Sam Gentle.com

Decision log

I've had an interesting problem come up a few times on long-running projects. Throughout the project you make a lot of different decisions. You choose one particular solution over others, make some tradeoffs in how you design something, and set or change overall direction. These decisions accrete over time until, late in the life of the project, there's a thick, hidden blanket of existing decisions underneath everything. For solo projects you can often remember why something was done, but not always, and for teams it's basically out of the question. The result is you often waste time revisiting decisions.

Existing forms of documentation aren't so great for preventing this. In software you would usually attach documentation to a particular line of code, a general design document, or a larger code review/patch set. Those can explain particular instances of decisions, but I don't think they solve the problem completely. You end up with that information spread out over a lot of different places, and in a lot of cases a given decision spans several different locations. I think that decisions don't map cleanly enough to anchor points in the project itself for that to work.

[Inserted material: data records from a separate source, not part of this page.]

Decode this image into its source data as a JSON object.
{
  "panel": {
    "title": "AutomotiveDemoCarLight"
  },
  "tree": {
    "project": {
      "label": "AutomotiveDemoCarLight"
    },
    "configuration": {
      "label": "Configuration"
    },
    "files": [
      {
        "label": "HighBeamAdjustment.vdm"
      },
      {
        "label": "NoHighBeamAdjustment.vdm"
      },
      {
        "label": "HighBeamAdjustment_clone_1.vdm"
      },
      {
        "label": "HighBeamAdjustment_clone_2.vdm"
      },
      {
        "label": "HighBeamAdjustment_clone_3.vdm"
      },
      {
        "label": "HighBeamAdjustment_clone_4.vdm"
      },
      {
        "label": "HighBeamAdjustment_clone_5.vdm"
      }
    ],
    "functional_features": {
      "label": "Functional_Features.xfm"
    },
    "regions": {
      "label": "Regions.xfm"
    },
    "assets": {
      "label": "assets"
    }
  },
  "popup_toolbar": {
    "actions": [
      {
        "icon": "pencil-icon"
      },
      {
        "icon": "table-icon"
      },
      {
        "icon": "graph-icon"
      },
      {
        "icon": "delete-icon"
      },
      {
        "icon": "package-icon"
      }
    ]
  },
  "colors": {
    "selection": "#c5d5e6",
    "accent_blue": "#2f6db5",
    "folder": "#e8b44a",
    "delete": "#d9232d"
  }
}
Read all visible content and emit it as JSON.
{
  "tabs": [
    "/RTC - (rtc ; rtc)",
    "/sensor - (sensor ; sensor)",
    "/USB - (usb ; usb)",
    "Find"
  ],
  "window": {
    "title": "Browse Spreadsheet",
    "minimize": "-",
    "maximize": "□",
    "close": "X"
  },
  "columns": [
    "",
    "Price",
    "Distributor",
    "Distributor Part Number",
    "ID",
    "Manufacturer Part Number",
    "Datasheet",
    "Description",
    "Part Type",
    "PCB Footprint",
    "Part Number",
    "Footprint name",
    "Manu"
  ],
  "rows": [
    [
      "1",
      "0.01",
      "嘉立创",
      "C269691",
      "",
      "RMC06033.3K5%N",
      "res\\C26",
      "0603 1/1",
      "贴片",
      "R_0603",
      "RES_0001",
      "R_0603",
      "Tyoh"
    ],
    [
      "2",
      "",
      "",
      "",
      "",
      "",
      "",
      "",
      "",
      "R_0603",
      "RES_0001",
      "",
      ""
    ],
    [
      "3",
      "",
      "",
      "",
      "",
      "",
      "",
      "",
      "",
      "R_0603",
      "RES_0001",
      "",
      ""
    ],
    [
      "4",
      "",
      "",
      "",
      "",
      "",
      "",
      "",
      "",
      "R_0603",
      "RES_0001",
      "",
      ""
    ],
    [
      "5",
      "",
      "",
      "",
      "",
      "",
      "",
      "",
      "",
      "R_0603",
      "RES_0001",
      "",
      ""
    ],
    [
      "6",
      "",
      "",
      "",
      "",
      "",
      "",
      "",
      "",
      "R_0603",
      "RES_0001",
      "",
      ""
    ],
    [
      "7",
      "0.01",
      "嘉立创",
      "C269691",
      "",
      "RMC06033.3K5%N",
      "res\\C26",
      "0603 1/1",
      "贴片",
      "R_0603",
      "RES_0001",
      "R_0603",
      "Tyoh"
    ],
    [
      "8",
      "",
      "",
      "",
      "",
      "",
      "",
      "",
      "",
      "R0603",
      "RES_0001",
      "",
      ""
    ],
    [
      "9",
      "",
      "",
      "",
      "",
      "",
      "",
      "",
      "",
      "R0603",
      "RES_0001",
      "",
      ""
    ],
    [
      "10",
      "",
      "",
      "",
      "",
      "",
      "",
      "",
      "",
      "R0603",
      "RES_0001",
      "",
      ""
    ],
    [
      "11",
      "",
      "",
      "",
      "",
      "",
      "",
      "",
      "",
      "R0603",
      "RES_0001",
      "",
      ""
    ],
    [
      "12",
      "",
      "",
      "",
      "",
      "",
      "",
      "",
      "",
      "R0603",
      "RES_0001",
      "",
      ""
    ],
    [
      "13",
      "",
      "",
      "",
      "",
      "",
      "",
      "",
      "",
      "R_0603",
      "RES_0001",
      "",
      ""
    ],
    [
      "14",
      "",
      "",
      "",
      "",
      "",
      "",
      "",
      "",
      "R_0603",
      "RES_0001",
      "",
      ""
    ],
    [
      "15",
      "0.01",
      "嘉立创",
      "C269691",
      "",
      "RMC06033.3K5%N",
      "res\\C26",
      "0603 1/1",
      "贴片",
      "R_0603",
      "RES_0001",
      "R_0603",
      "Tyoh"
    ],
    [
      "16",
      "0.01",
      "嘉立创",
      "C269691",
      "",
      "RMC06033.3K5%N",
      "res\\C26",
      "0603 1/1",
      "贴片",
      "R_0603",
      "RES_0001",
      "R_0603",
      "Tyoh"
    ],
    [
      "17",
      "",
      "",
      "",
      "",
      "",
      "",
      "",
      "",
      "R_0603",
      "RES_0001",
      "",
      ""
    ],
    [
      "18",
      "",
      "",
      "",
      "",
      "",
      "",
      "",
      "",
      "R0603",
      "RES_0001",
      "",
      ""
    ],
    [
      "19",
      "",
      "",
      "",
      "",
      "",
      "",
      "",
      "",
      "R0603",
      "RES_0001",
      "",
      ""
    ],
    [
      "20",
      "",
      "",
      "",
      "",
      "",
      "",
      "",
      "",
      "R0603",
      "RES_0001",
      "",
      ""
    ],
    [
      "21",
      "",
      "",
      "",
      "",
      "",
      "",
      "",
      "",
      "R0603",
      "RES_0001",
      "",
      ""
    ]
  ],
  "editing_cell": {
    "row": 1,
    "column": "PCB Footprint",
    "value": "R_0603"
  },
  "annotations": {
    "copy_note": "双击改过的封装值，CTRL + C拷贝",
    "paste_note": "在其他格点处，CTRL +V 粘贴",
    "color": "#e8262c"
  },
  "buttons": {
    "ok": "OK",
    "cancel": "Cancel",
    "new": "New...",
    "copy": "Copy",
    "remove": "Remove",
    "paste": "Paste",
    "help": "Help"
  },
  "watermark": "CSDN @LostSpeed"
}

Instead, I think it might be worth keeping a decision log. Just a flat file of all the decisions you make about a project, maybe split into multiple decision files if you've got neatly separated subprojects. Every time you decide something important, it goes in. The bar for important might need some tweaking, but I think a good one would be anything that takes longer than a minute to decide on. Alternatively, anything you could imagine wanting to know if you hadn't seen the project before.

The end result would be a single place to look if you're trying to figure out (or remember) why something was done a certain way. I think it'd also have the nice side benefit of encouraging you to think about your decisions in the context of that some future person trying to understand what you were doing.